In just one more sleep, SpaceX, Tesla, and SolarCity CEO Elon Musk will at last let loose his plans for colonizing Mars in the next decades and how he plans on doing so. Musk has been a proponent of colonizing the Red Planet for years now, although it has seemed mostly a pipe dream. Until now.

SpaceX
Photo by SpaceX-Imagery (Pixabay)

SpaceX has reportedly completed the first test fire of its experimental interplanetary Raptor engine, the rocket that Elon Musk hopes will be the one to take us to Mars.

Musk unveils first images of Raptor rocket test

Last night, Musk tweeted a number of images of the test fire as well as some interesting details regarding the specifications of the brand-new spacecraft propulsion system.

The tweets show incredible images of the engine firing, with a massive jet stream coming out of the engine, contrasted beautifully by the night sky. Additionally, the images show the “Mach diamonds” produced, which is a standing wave pattern that typically appears in supersonic rocket engine exhaust plumes.

Early this morning, Musk followed up with some tweets that provided more details about the Raptor engine, which he said has a thrust of about 3 million Newtons in the upper atmosphere.

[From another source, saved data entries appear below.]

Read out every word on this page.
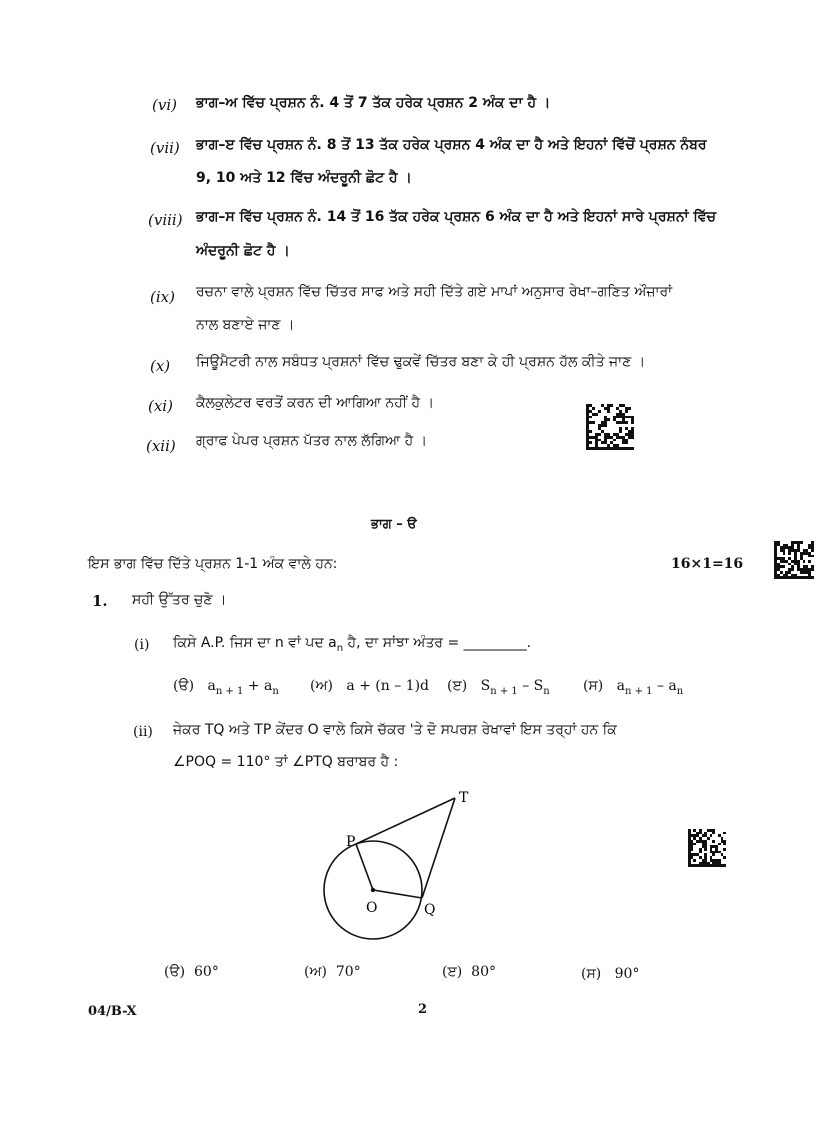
(vi) ਭਾਗ–ਅ ਵਿੱਚ ਪ੍ਰਸ਼ਨ ਨੰ. 4 ਤੋਂ 7 ਤੱਕ ਹਰੇਕ ਪ੍ਰਸ਼ਨ 2 ਅੰਕ ਦਾ ਹੈ ।
(vii) ਭਾਗ–ੲ ਵਿੱਚ ਪ੍ਰਸ਼ਨ ਨੰ. 8 ਤੋਂ 13 ਤੱਕ ਹਰੇਕ ਪ੍ਰਸ਼ਨ 4 ਅੰਕ ਦਾ ਹੈ ਅਤੇ ਇਹਨਾਂ ਵਿੱਚੋਂ ਪ੍ਰਸ਼ਨ ਨੰਬਰ
9, 10 ਅਤੇ 12 ਵਿੱਚ ਅੰਦਰੂਨੀ ਛੋਟ ਹੈ ।
(viii) ਭਾਗ–ਸ ਵਿੱਚ ਪ੍ਰਸ਼ਨ ਨੰ. 14 ਤੋਂ 16 ਤੱਕ ਹਰੇਕ ਪ੍ਰਸ਼ਨ 6 ਅੰਕ ਦਾ ਹੈ ਅਤੇ ਇਹਨਾਂ ਸਾਰੇ ਪ੍ਰਸ਼ਨਾਂ ਵਿੱਚ
ਅੰਦਰੂਨੀ ਛੋਟ ਹੈ ।
(ix) ਰਚਨਾ ਵਾਲੇ ਪ੍ਰਸ਼ਨ ਵਿੱਚ ਚਿੱਤਰ ਸਾਫ ਅਤੇ ਸਹੀ ਦਿੱਤੇ ਗਏ ਮਾਪਾਂ ਅਨੁਸਾਰ ਰੇਖਾ–ਗਣਿਤ ਔਜ਼ਾਰਾਂ
ਨਾਲ ਬਣਾਏ ਜਾਣ ।
(x) ਜਿਊਮੈਟਰੀ ਨਾਲ ਸਬੰਧਤ ਪ੍ਰਸ਼ਨਾਂ ਵਿੱਚ ਢੁਕਵੇਂ ਚਿੱਤਰ ਬਣਾ ਕੇ ਹੀ ਪ੍ਰਸ਼ਨ ਹੱਲ ਕੀਤੇ ਜਾਣ ।
(xi) ਕੈਲਕੁਲੇਟਰ ਵਰਤੋਂ ਕਰਨ ਦੀ ਆਗਿਆ ਨਹੀਂ ਹੈ ।
(xii) ਗ੍ਰਾਫ ਪੇਪਰ ਪ੍ਰਸ਼ਨ ਪੱਤਰ ਨਾਲ ਲੱਗਿਆ ਹੈ ।
ਭਾਗ – ੳ
ਇਸ ਭਾਗ ਵਿੱਚ ਦਿੱਤੇ ਪ੍ਰਸ਼ਨ 1-1 ਅੰਕ ਵਾਲੇ ਹਨ:	16×1=16
1. ਸਹੀ ਉੱਤਰ ਚੁਣੋ ।
(i) ਕਿਸੇ A.P. ਜਿਸ ਦਾ n ਵਾਂ ਪਦ $a_n$ ਹੈ, ਦਾ ਸਾਂਝਾ ਅੰਤਰ = _________.
(ੳ) $a_{n + 1} + a_n$ (ਅ) a + (n – 1)d (ੲ) $S_{n + 1} - S_n$ (ਸ) $a_{n + 1} - a_n$
(ii) ਜੇਕਰ TQ ਅਤੇ TP ਕੇਂਦਰ O ਵਾਲੇ ਕਿਸੇ ਚੱਕਰ 'ਤੇ ਦੋ ਸਪਰਸ਼ ਰੇਖਾਵਾਂ ਇਸ ਤਰ੍ਹਾਂ ਹਨ ਕਿ
∠POQ = 110° ਤਾਂ ∠PTQ ਬਰਾਬਰ ਹੈ :
P
T
O	Q
(ੳ) 60°	(ਅ) 70°	(ੲ) 80°	(ਸ) 90°
04/B-X	2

The Raptor engine is nearly three times more powerful than SpaceX’s existing engine, the Merlin 1-D, nine of which power the company’s Falcon 9 rocket.

If these specifications are correct, the Raptor engine would be slightly more powerful than a space shuttle main engine, and in the same class as competitor Blue Origin’s BE-4 rocket engine, which has yet to undergo an official test.

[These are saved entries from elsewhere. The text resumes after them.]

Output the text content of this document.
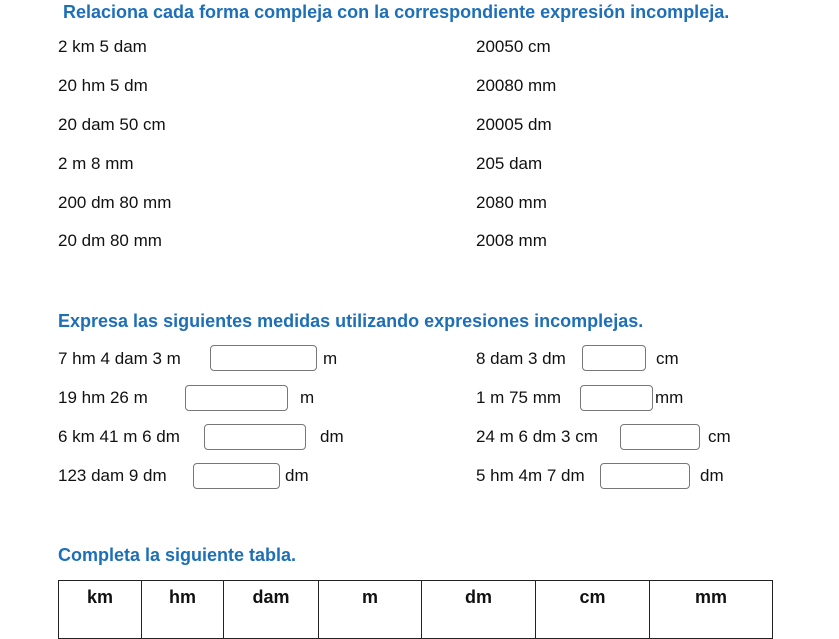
Relaciona cada forma compleja con la correspondiente expresión incompleja.
2 km 5 dam
20 hm 5 dm
20 dam 50 cm
2 m 8 mm
200 dm 80 mm
20 dm 80 mm
20050 cm
20080 mm
20005 dm
205 dam
2080 mm
2008 mm
Expresa las siguientes medidas utilizando expresiones incomplejas.
7 hm 4 dam 3 m	m	8 dam 3 dm	cm
19 hm 26 m	m	1 m 75 mm	mm
6 km 41 m 6 dm	dm	24 m 6 dm 3 cm	cm
123 dam 9 dm	dm	5 hm 4m 7 dm	dm
Completa la siguiente tabla.
km	hm	dam	m	dm	cm	mm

An undetermined number of Raptor engines are expected to power SpaceX’s next-generation rocket, the BFR. Musk is expected to divulge additional technical details about the engine, the large rocket, and the Interplanetary Transport System spacecraft during tomorrow’s address. This information provide the basic bedrock on how the company plans to send hundreds of colonists to Mars in the next decades.

SpaceX CEO to address Mars ambitions tomorrow

These tweets come on the eve of a major presentation outlining Musk’s Mars exploration plans for SpaceX. Tomorrow, at the International Astronautical Congress (IAC) in Guadalajara, Mexico, Musk is expected to talk about the technologies needed to bring people to Mars, and what it will take to build a long-term settlement there.

According to the event description on the IAC’s website, the announcement will cover a broad range of issues:

“[D]uring a special keynote entitled “Making Humans a Multiplanetary Species,” Musk will discuss the long-term technical hat need to be solved to support the creation of a permanent, self-sustaining human presence on Mars. The technical presentation will focus on potential architectures for colonizing the Red Planet that industry, government and the scientific community can collaborate on in the years ahead.”

“I’m certain that success is one of the possible outcomes for establishing a self-sustaining Mars colony, a growing Mars colony,” the SpaceX boss said in a recent interview with Y Combinator. Musk added that until very recently, he would not have been able to make the same claim.

Musk stated that “a meaningful number of people” to Mars “can be accomplished in about ten years, maybe sooner, maybe nine years.”